The integration layer. Feature specs, API references, bug reports, data pipeline descriptions. This is where the real leverage is. The model needs to understand how components fit together, which means documenting the boundaries and interactions between them. This layer should be front of mind even beyond the source documentation.
The project layer. What are we building? Why? What are the priorities? This layer is of perhaps lesser importance for direct software implementation, but it informs what needs to be implemented, so its importance cannot be overstated. This is the layer most likely to require manual human conceptual direction.
Closing Thoughts
Many of these concepts harken back to a single key point: being intentional, explicit, and organized about what you desire. Most of it is old advice, good advice before the LLM explosion, but good advice benefits from constant restatement.
I have yet to fully embrace agentic development patterns, but am beginning to experiment with them as well as tools like Open Claw. Woe is me for being the smallest bit behind on the latest in agentic development.
Update: I'm a few weeks into Open Claw. I'm running it on a Raspberry Pi 4 and using it essentially as an administrative assistant; create reports, meeting agendas, and manage my notes. I do like it quite a lot, but I'm unsure if the token cost is worth the benefits at this point.
To close, we're living in increasingly exciting times. AI will surely change the world, if its recent impact on software development is anything to go by. In The Hundred-Year Language (2003), Paul Graham predicted that a hundred years from now people would "still tell computers what to do using programs we would recognize as such" and that there "hasn't been a lot of progress" in simply telling computers what we want. He may yet be right about the hundred-year horizon, but the progress of the last two years would have surprised him. The step up from assembly to low-level languages to high-level languages to natural language will seem inevitable in hindsight, but I'm glad to be living through the transition.

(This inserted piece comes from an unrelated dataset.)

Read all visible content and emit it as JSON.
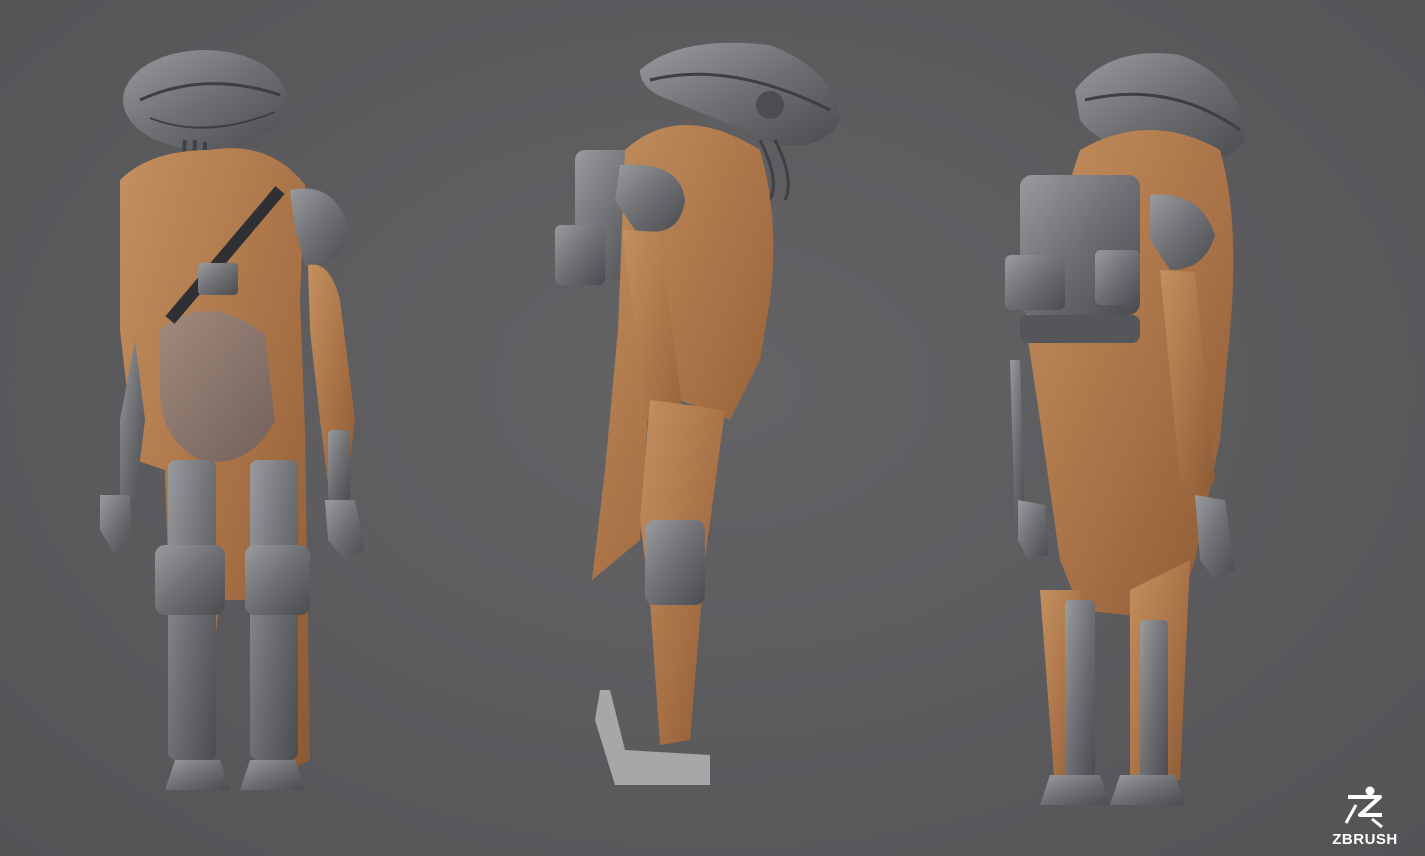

I'm glad I learned to code before LLMs became widespread. It allowed me to build my engineering skills the hard way. I wouldn't be half as competent at math, science, and software if I hadn't learned to code the way I did. But the one skill, if it even is a skill, that will never be worthless in the face of automation and AI is relentless curiosity about the wondrous universe in which we find ourselves.
There are wonders ever present for those possessing the curiosity to look for them.